A pathway to post-16 science
Very few Combined Science choose science post-16: only 1% progress to Physics, 2% to Chemistry and 4% to Biology. For triple science the figures are 16%, 23%, and 25%. This difference is only partly due to ability. Research has identified at least five aspects of science education that put students off further study, and which Project Science intends to address:
- Triple science: have become the gateway to A-level.
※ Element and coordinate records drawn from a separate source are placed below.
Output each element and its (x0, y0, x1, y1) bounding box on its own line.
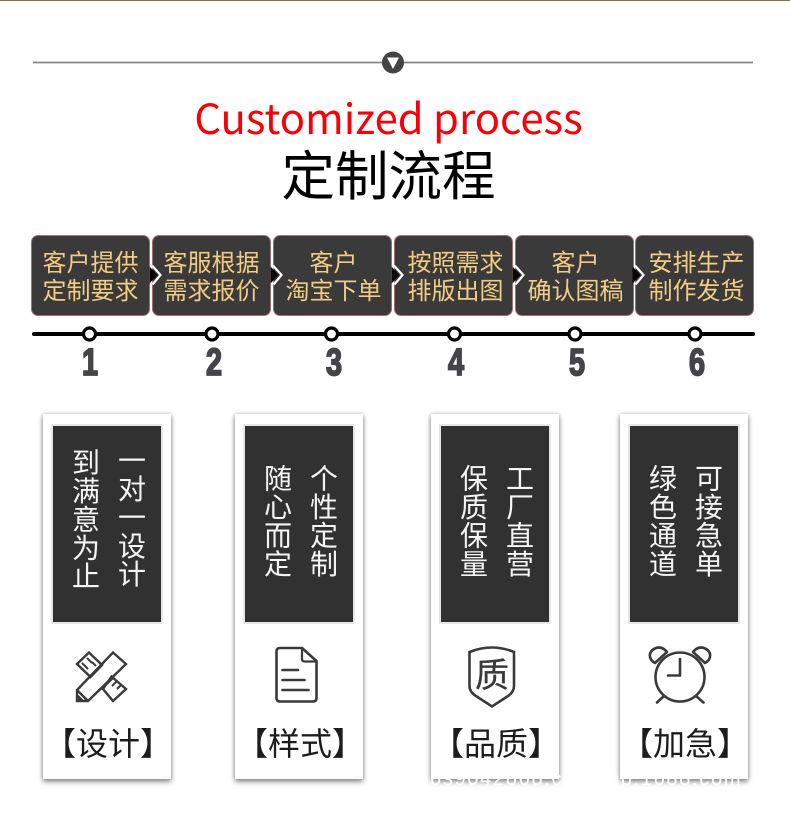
step box 4: 排版出图 (408, 271, 504, 306)
step box 3: 客户 (310, 243, 358, 278)
step number 6: 6 (689, 342, 705, 384)
icon: pencil and ruler (75, 650, 128, 703)
card: design (43, 414, 171, 779)
title: english: Customized process (194, 87, 583, 147)
step number 1: 1 (82, 342, 98, 384)
card: urgent (620, 414, 748, 779)
step box 5 (515, 235, 634, 316)
panel: urgent text: 可接急单 (689, 464, 729, 578)
chevron arrows between steps (150, 264, 645, 286)
step box 1: 客户提供 (42, 243, 138, 278)
step box 1 (31, 235, 150, 316)
title: chinese: 定制流程 (282, 134, 496, 211)
label: design: 【设计】 (44, 719, 172, 765)
watermark text: bs9042868.cn.shop.1688.com (430, 768, 742, 790)
panel: design text (53, 426, 161, 622)
card: style (235, 414, 363, 779)
icon: quality shield: 质 (475, 648, 509, 697)
step box 2: 客服根据 (164, 243, 260, 278)
step number 2: 2 (206, 342, 222, 384)
step number 4: 4 (448, 342, 464, 384)
step box 6 (635, 235, 754, 316)
step box 2 (152, 235, 271, 316)
icon: quality shield (468, 646, 516, 708)
panel: style text (245, 426, 353, 622)
step box 5: 客户 (552, 243, 600, 278)
step box 3: 淘宝下单 (286, 271, 382, 306)
top band (0, 0, 790, 1)
label: style: 【样式】 (236, 719, 364, 765)
panel: quality text: 保质保量 (454, 464, 494, 578)
panel: quality text: 工厂直营 (500, 464, 540, 578)
step box 3 (273, 235, 392, 316)
icon: document (275, 646, 318, 703)
icon: alarm clock (648, 646, 712, 704)
panel: style text: 个性定制 (304, 464, 344, 578)
label: urgent: 【加急】 (621, 719, 749, 765)
step box 2: 需求报价 (164, 271, 260, 306)
step box 5: 确认图稿 (528, 271, 624, 306)
label: quality: 【品质】 (432, 719, 560, 765)
step number 3: 3 (326, 342, 342, 384)
step box 4: 按照需求 (408, 243, 504, 278)
step box 4 (394, 235, 513, 316)
timeline (32, 326, 755, 342)
step box 6: 安排生产 (648, 243, 744, 278)
panel: quality text (441, 426, 549, 622)
panel: style text: 随心而定 (258, 464, 298, 578)
step number 5: 5 (569, 342, 585, 384)
panel: urgent text: 绿色通道 (643, 464, 683, 578)
card: quality (431, 414, 559, 779)
step box 1: 定制要求 (42, 271, 138, 306)
divider with arrow badge (33, 52, 753, 74)
step box 6: 制作发货 (648, 271, 744, 306)
panel: urgent text (630, 426, 738, 622)
panel: design text: 一对一设计 (112, 446, 152, 588)
panel: design text: 到满意为止 (66, 448, 106, 590)
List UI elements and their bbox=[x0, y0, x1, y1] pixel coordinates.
Combined Science students, who haven’t excelled in the knowledge-based curriculum come to believe they’re not smart enough for a STEM career (Ofsted, 2021)
- Little ‘doing science’: students have little or no opportunity to pursue investigations where they have significant ownership (Bennett et al, 2016)
- Uninteresting content: can put students off choosing science post-16 choices, and many cite a lack of interest and disconnection from real-world applications (Shirazi, 2017)
- Image of scientists: Scientists are overwhelmingly presented in the curriculum as white males which inhibits ethnic minority students developing an identify ‘science is for people like me’
- Lack of engineering: engineering is largely absent from the curriculum (National Academy of Engineering, 2009), and most students cannot accurate describe what engineers do (Wang & Frye, 2019)
Careers-based education
The Project Science course can address 6 of the 8 Gatsby benchmarks for good careers education, in STEM. In particular students may discover a natural aptitude or inclination for ‘doing science’ or ‘doing engineering’ which can be connect with a relevant career pathways. Students also receive a qualification to prove their aptitude at working like a scientist or engineer.
Benchmark | How the course addresses it |
---|---|
1. A stable careers programme | Insight into many science and engineering careers |
3. Addressing the needs of each pupil | Caters to students who enjoy a practical, skills-based approach |
4. Linking curriculum learning to careers | Case studies show role model engineers and scientists |
5. Encounters with employers and employees | Option of a STEM professional mentor |
6, Experiences of workplaces | Project gives experience of working like a scientist or engineer |
8. Personal guidance | Opportunity to discuss careers relating to student’s project |
Science with engineering
A key feature of Project Science is its inclusion of engineering. There are many more career opportunities for engineers than there are for scientists, but since the National Curriculum gives little opportunity for students to gain experience of engineering, students are unlikely to discover an interest in engineering as a career.
Project Science integrates engineering into the teaching and project elements. Students are taught how to work through the engineering design cycle, and can choose from a selection of ready-to-go projects where they design and build solutions to real-world problems.
Apprenticeship in doing science
All students are capable of learning to work like scientists and carrying out science projects. Researchers have long known that even young children can reason scientifically. However, most science course lack a systematic programme to build the scientific practices needed for an independent enquiry project.
We can expect students to be competent in practices like these:
- Using scientific ideas to explain phenomena
- Using individual enquiry skills to interpret and evaluate experiments (like in required practicals)
But if they have had little ownership over investigations, they won’t have developed practices like asking questions and planning investigations.
Also, it’s a big step up in cognitive demand from recognising a skill in a structured exam question about an experiment, to making a decision about what to next in a project.
Project Science offers an apprenticeship approach to support and scaffold the transition from typical practical work towards competence in independent enquiry. We call it ‘Authentic Mastery’ and it has two complementary strands:
- Mastery - students develop skills and understanding in tandem with increasing agency
- Authenticity – students learn in the context of solving realistic, engaging problems, which are appropriately simplified
‘Authentic Mastery’ is consistent with many established learning theories and innovations, including situated cognition and communities of practice, authentic learning, cognitive apprenticeship, gradual release of responsibility, the US K-12 framework for Science, and the 4C/ID model of instructional design.